I have some near 200 spots on myself that are of interest, so my follow up appointments take about two and half hours to go over all these spots, plus looking for new ones. The hope is that, by doing this close to yearly, small changes in all these spots won't go unnoticed, and we can get on top of any cancers early.

Interestingly, the spot that was actually a problem was a new one, so under a year old, and was hiding underneath my beard, so in future I'm definitely going to have my skin checked clean shaven.

The other thing I want to communicate is that early detection is key, all the skin cancers have a 90% plus survival rate (at five years) if caught early enough. This does potentially mean that a yearly check is not enough, but it's already proven it's worth to me.

Molemap only does photography of spots, and visual diagnosis. It does not do any treatment or biopsies or excisions, therefore there it has no self interest in recommending treatment on borderline cases. Molemap sprang out of a University of Queensland project, which is my alma mater. After receiving the diagnosis (via an online form, secured with a second factor sent to my phone) and panicking a fair bit, I contacted my regular doctors practice (we call them general practitioners in Australia, I'm sure they're called different things elsewhere) for an appointment with a GP who had experience with skin cancers. In QLD, most medical centres will have at least one doctor with experience in this area. As it turns out, my regular GP has such experience and I got an appointment for the following week.

I wasn't really sure what to expect from my GP appointment, but I was mostly expecting to get the diagnosis confirmed, and either get sent to a specialist to deal with it, or organise another appointment at the GP.
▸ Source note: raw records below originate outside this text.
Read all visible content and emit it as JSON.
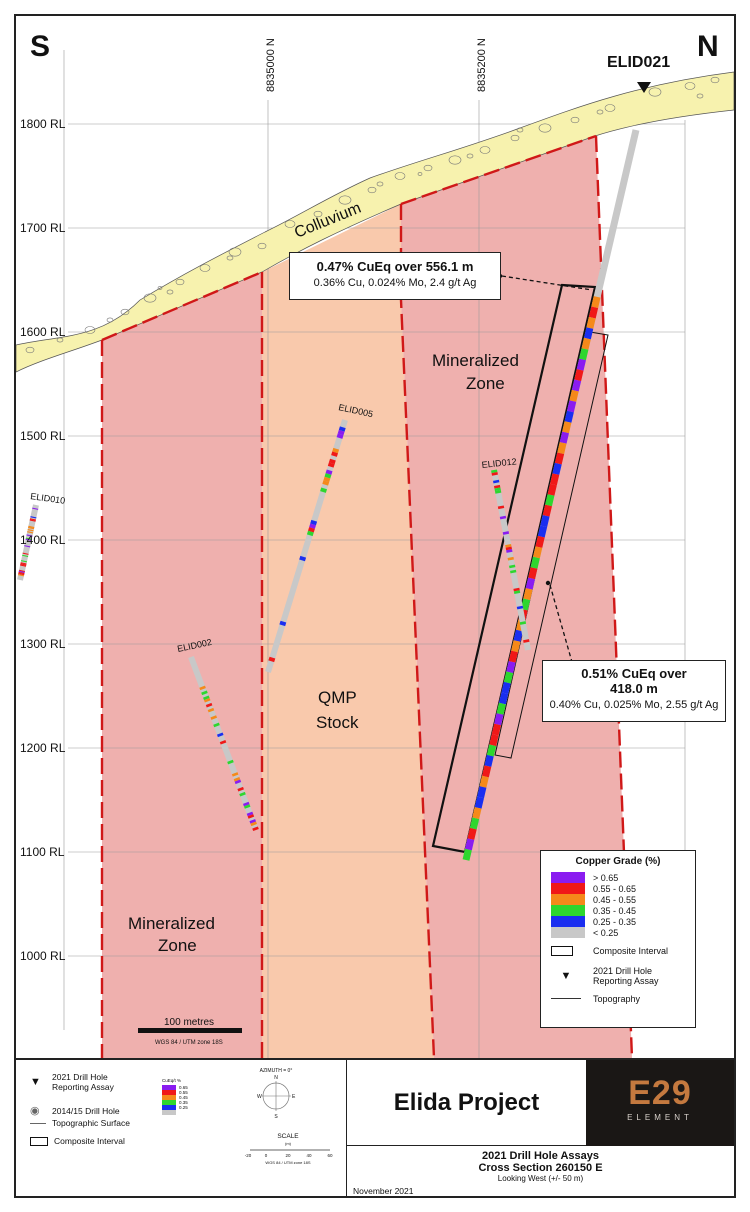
{
  "compass": {
    "south": "S",
    "north": "N"
  },
  "northings": [
    "8835000 N",
    "8835200 N"
  ],
  "rl_labels": [
    "1800 RL",
    "1700 RL",
    "1600 RL",
    "1500 RL",
    "1400 RL",
    "1300 RL",
    "1200 RL",
    "1100 RL",
    "1000 RL"
  ],
  "units": {
    "colluvium": "Colluvium",
    "qmp": [
      "QMP",
      "Stock"
    ],
    "mineralized_zone": [
      "Mineralized",
      "Zone"
    ]
  },
  "drill_holes": {
    "elid021": "ELID021",
    "elid005": "ELID005",
    "elid012": "ELID012",
    "elid010": "ELID010",
    "elid002": "ELID002"
  },
  "callout_upper": {
    "headline": "0.47% CuEq  over 556.1 m",
    "detail": "0.36% Cu, 0.024% Mo, 2.4 g/t Ag"
  },
  "callout_lower": {
    "headline_1": "0.51% CuEq  over",
    "headline_2": "418.0 m",
    "detail": "0.40% Cu, 0.025% Mo, 2.55 g/t Ag"
  },
  "scale_bar": {
    "label": "100 metres",
    "datum": "WGS 84 / UTM zone 18S"
  },
  "legend": {
    "title": "Copper Grade (%)",
    "grades": [
      {
        "label": "> 0.65",
        "color": "#8a1cf0"
      },
      {
        "label": "0.55 - 0.65",
        "color": "#f01818"
      },
      {
        "label": "0.45 - 0.55",
        "color": "#f5891a"
      },
      {
        "label": "0.35 - 0.45",
        "color": "#2ed62e"
      },
      {
        "label": "0.25 - 0.35",
        "color": "#1a2ef0"
      },
      {
        "label": "< 0.25",
        "color": "#c8c8c8"
      }
    ],
    "composite": "Composite Interval",
    "drill_2021_1": "2021 Drill Hole",
    "drill_2021_2": "Reporting Assay",
    "topography": "Topography"
  },
  "bottom_legend": {
    "drill_2021_1": "2021 Drill Hole",
    "drill_2021_2": "Reporting Assay",
    "drill_2014": "2014/15 Drill Hole",
    "topo": "Topographic Surface",
    "composite": "Composite Interval",
    "mini_grade_title": "CuEq/t %",
    "mini_grades": [
      "0.65",
      "0.55",
      "0.45",
      "0.35",
      "0.25"
    ],
    "azimuth": "AZIMUTH = 0°",
    "compass_n": "N",
    "compass_e": "E",
    "compass_s": "S",
    "compass_w": "W",
    "scale_title": "SCALE",
    "scale_unit": "(m)",
    "scale_ticks": [
      "-20",
      "0",
      "20",
      "40",
      "60"
    ],
    "scale_datum": "WGS 84 / UTM zone 18S"
  },
  "title": "Elida Project",
  "logo": {
    "mark": "E29",
    "word": "ELEMENT"
  },
  "subtitle": {
    "line1": "2021 Drill Hole Assays",
    "line2": "Cross Section 260150 E",
    "line3": "Looking West (+/- 50 m)"
  },
  "date": "November 2021",
  "colors": {
    "mineralized": "#efb0ae",
    "stock": "#f9c9ac",
    "colluvium": "#f7f2ae",
    "contact": "#d01818"
  }
}
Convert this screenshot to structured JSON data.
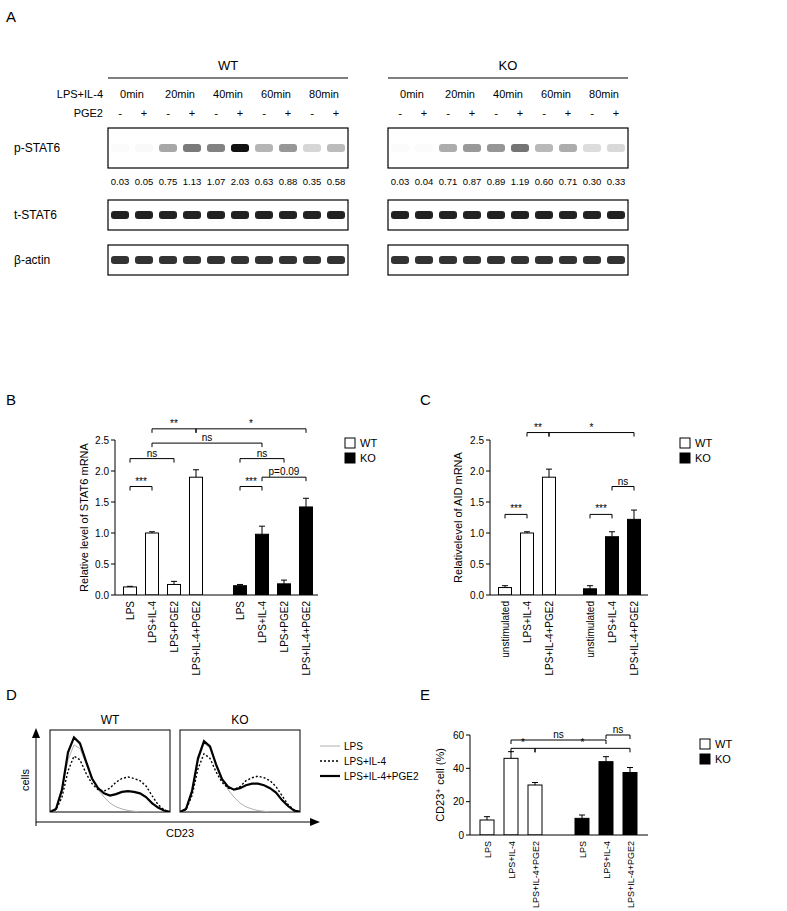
{
  "chart_data": [
    {
      "type": "blot",
      "panel_label": "A",
      "treatment_label": "LPS+IL-4",
      "pge2_label": "PGE2",
      "timepoints": [
        "0min",
        "20min",
        "40min",
        "60min",
        "80min"
      ],
      "pge2_states": [
        "-",
        "+"
      ],
      "bands": [
        "p-STAT6",
        "t-STAT6",
        "β-actin"
      ],
      "groups": [
        {
          "name": "WT",
          "values": [
            0.03,
            0.05,
            0.75,
            1.13,
            1.07,
            2.03,
            0.63,
            0.88,
            0.35,
            0.58
          ],
          "value_labels": [
            "0.03",
            "0.05",
            "0.75",
            "1.13",
            "1.07",
            "2.03",
            "0.63",
            "0.88",
            "0.35",
            "0.58"
          ]
        },
        {
          "name": "KO",
          "values": [
            0.03,
            0.04,
            0.71,
            0.87,
            0.89,
            1.19,
            0.6,
            0.71,
            0.3,
            0.33
          ],
          "value_labels": [
            "0.03",
            "0.04",
            "0.71",
            "0.87",
            "0.89",
            "1.19",
            "0.60",
            "0.71",
            "0.30",
            "0.33"
          ]
        }
      ]
    },
    {
      "type": "bar",
      "panel_label": "B",
      "y_label": "Relative level of STAT6 mRNA",
      "categories": [
        "LPS",
        "LPS+IL-4",
        "LPS+PGE2",
        "LPS+IL-4+PGE2"
      ],
      "series": [
        {
          "name": "WT",
          "color": "#ffffff",
          "values": [
            0.13,
            1.0,
            0.17,
            1.9
          ],
          "errors": [
            0.01,
            0.02,
            0.05,
            0.12
          ]
        },
        {
          "name": "KO",
          "color": "#000000",
          "values": [
            0.15,
            0.98,
            0.18,
            1.42
          ],
          "errors": [
            0.02,
            0.13,
            0.06,
            0.14
          ]
        }
      ],
      "ylim": [
        0,
        2.5
      ],
      "yticks": [
        {
          "value": 0,
          "label": "0.0"
        },
        0.5,
        {
          "value": 1,
          "label": "1.0"
        },
        1.5,
        {
          "value": 2,
          "label": "2.0"
        },
        2.5
      ],
      "legend": "right",
      "annotations": [
        {
          "text": "ns",
          "from": [
            0,
            0
          ],
          "to": [
            0,
            2
          ],
          "y": 2.2
        },
        {
          "text": "***",
          "from": [
            0,
            0
          ],
          "to": [
            0,
            1
          ],
          "y": 1.75
        },
        {
          "text": "ns",
          "from": [
            0,
            1
          ],
          "to": [
            1,
            1
          ],
          "y": 2.45
        },
        {
          "text": "**",
          "from": [
            0,
            1
          ],
          "to": [
            0,
            3
          ],
          "y": 2.68
        },
        {
          "text": "*",
          "from": [
            0,
            3
          ],
          "to": [
            1,
            3
          ],
          "y": 2.68
        },
        {
          "text": "ns",
          "from": [
            1,
            0
          ],
          "to": [
            1,
            2
          ],
          "y": 2.2
        },
        {
          "text": "***",
          "from": [
            1,
            0
          ],
          "to": [
            1,
            1
          ],
          "y": 1.75
        },
        {
          "text": "p=0.09",
          "from": [
            1,
            1
          ],
          "to": [
            1,
            3
          ],
          "y": 1.9
        }
      ]
    },
    {
      "type": "bar",
      "panel_label": "C",
      "y_label": "Relativelevel of AID mRNA",
      "categories": [
        "unstimulated",
        "LPS+IL-4",
        "LPS+IL-4+PGE2"
      ],
      "series": [
        {
          "name": "WT",
          "color": "#ffffff",
          "values": [
            0.12,
            1.0,
            1.9
          ],
          "errors": [
            0.03,
            0.02,
            0.13
          ]
        },
        {
          "name": "KO",
          "color": "#000000",
          "values": [
            0.1,
            0.94,
            1.22
          ],
          "errors": [
            0.05,
            0.08,
            0.15
          ]
        }
      ],
      "ylim": [
        0,
        2.5
      ],
      "yticks": [
        {
          "value": 0,
          "label": "0.0"
        },
        0.5,
        {
          "value": 1,
          "label": "1.0"
        },
        1.5,
        {
          "value": 2,
          "label": "2.0"
        },
        2.5
      ],
      "legend": "right",
      "annotations": [
        {
          "text": "***",
          "from": [
            0,
            0
          ],
          "to": [
            0,
            1
          ],
          "y": 1.3
        },
        {
          "text": "**",
          "from": [
            0,
            1
          ],
          "to": [
            0,
            2
          ],
          "y": 2.62
        },
        {
          "text": "*",
          "from": [
            0,
            2
          ],
          "to": [
            1,
            2
          ],
          "y": 2.62
        },
        {
          "text": "***",
          "from": [
            1,
            0
          ],
          "to": [
            1,
            1
          ],
          "y": 1.3
        },
        {
          "text": "ns",
          "from": [
            1,
            1
          ],
          "to": [
            1,
            2
          ],
          "y": 1.75
        }
      ]
    },
    {
      "type": "line",
      "panel_label": "D",
      "x_label": "CD23",
      "y_label": "cells",
      "groups": [
        "WT",
        "KO"
      ],
      "x": [
        0,
        5,
        10,
        15,
        20,
        25,
        30,
        35,
        40,
        45,
        50,
        55,
        60,
        65,
        70,
        75,
        80,
        85,
        90,
        95,
        100
      ],
      "xlim": [
        0,
        100
      ],
      "ylim": [
        0,
        110
      ],
      "tick_labels": false,
      "legend": "right",
      "series": [
        {
          "name": "LPS",
          "color": "#b0b0b0",
          "line_style": "thin",
          "values": [
            [
              0,
              5,
              30,
              70,
              90,
              85,
              65,
              45,
              30,
              20,
              12,
              7,
              4,
              2,
              1,
              0,
              0,
              0,
              0,
              0,
              0
            ],
            [
              0,
              5,
              28,
              68,
              92,
              86,
              66,
              46,
              30,
              20,
              12,
              7,
              4,
              2,
              1,
              0,
              0,
              0,
              0,
              0,
              0
            ]
          ]
        },
        {
          "name": "LPS+IL-4",
          "color": "#000000",
          "line_style": "dotted",
          "values": [
            [
              0,
              3,
              20,
              55,
              75,
              70,
              52,
              38,
              30,
              28,
              32,
              40,
              45,
              47,
              45,
              42,
              35,
              22,
              10,
              3,
              0
            ],
            [
              0,
              3,
              22,
              58,
              78,
              72,
              54,
              40,
              32,
              30,
              34,
              42,
              46,
              48,
              46,
              42,
              34,
              22,
              10,
              3,
              0
            ]
          ]
        },
        {
          "name": "LPS+IL-4+PGE2",
          "color": "#000000",
          "line_style": "thick",
          "values": [
            [
              0,
              4,
              30,
              80,
              100,
              92,
              68,
              45,
              32,
              25,
              22,
              24,
              27,
              28,
              27,
              25,
              20,
              12,
              6,
              2,
              0
            ],
            [
              0,
              4,
              28,
              72,
              95,
              88,
              64,
              44,
              34,
              30,
              32,
              36,
              38,
              38,
              36,
              32,
              26,
              16,
              8,
              2,
              0
            ]
          ]
        }
      ]
    },
    {
      "type": "bar",
      "panel_label": "E",
      "y_label": "CD23⁺ cell (%)",
      "categories": [
        "LPS",
        "LPS+IL-4",
        "LPS+IL-4+PGE2"
      ],
      "series": [
        {
          "name": "WT",
          "color": "#ffffff",
          "values": [
            9,
            46,
            30
          ],
          "errors": [
            2,
            4,
            1.5
          ]
        },
        {
          "name": "KO",
          "color": "#000000",
          "values": [
            10,
            44,
            37.5
          ],
          "errors": [
            2,
            3,
            3
          ]
        }
      ],
      "ylim": [
        0,
        60
      ],
      "yticks": [
        0,
        20,
        40,
        60
      ],
      "legend": "right",
      "annotations": [
        {
          "text": "*",
          "from": [
            0,
            1
          ],
          "to": [
            0,
            2
          ],
          "y": 52
        },
        {
          "text": "*",
          "from": [
            0,
            2
          ],
          "to": [
            1,
            2
          ],
          "y": 52
        },
        {
          "text": "ns",
          "from": [
            0,
            1
          ],
          "to": [
            1,
            1
          ],
          "y": 57
        },
        {
          "text": "ns",
          "from": [
            1,
            1
          ],
          "to": [
            1,
            2
          ],
          "y": 60
        }
      ]
    }
  ]
}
What actually happened was it took all of five minutes for my doctor to confirm the diagnosis, then work how he had time in his schedule, and there was a nurse free, to excise the lesion straight away. I was given a local anaesthetic, so I felt no pain whatsoever, but you still feel the doctor pulling on your skin up, down left and right, so that the complete lesion can be removed, as well as a small amount of surrounding skin in case the cancer has spread.

Here I should mention that melanomas spread very fast, and when they're excised up to a centimetre of skin may need to be removed, where as for a non-melanomic, a millimetre or so is good enough.

I got four sutures put in, they stayed for a week (we have a long easter break in Australia) so it ended up being closer to a week and a half. I had no problems, my scar healed up quickly and nicely. Now, a couple of months later, there's a little redness along the scar line, but that's about it.

So. The take aways. UV is not correlated to heat, you can get a lot of UV exposure in cold environments. If you're travelling through a high UV area, take precautions (clothes that cover a lot of your skin, hat, sunglasses, sunscreen). If you live in a high UV area, get your skin checked regularly. Also, keep an eye on your own skin. Use a diary to record any new bumps, lumps, spots etc.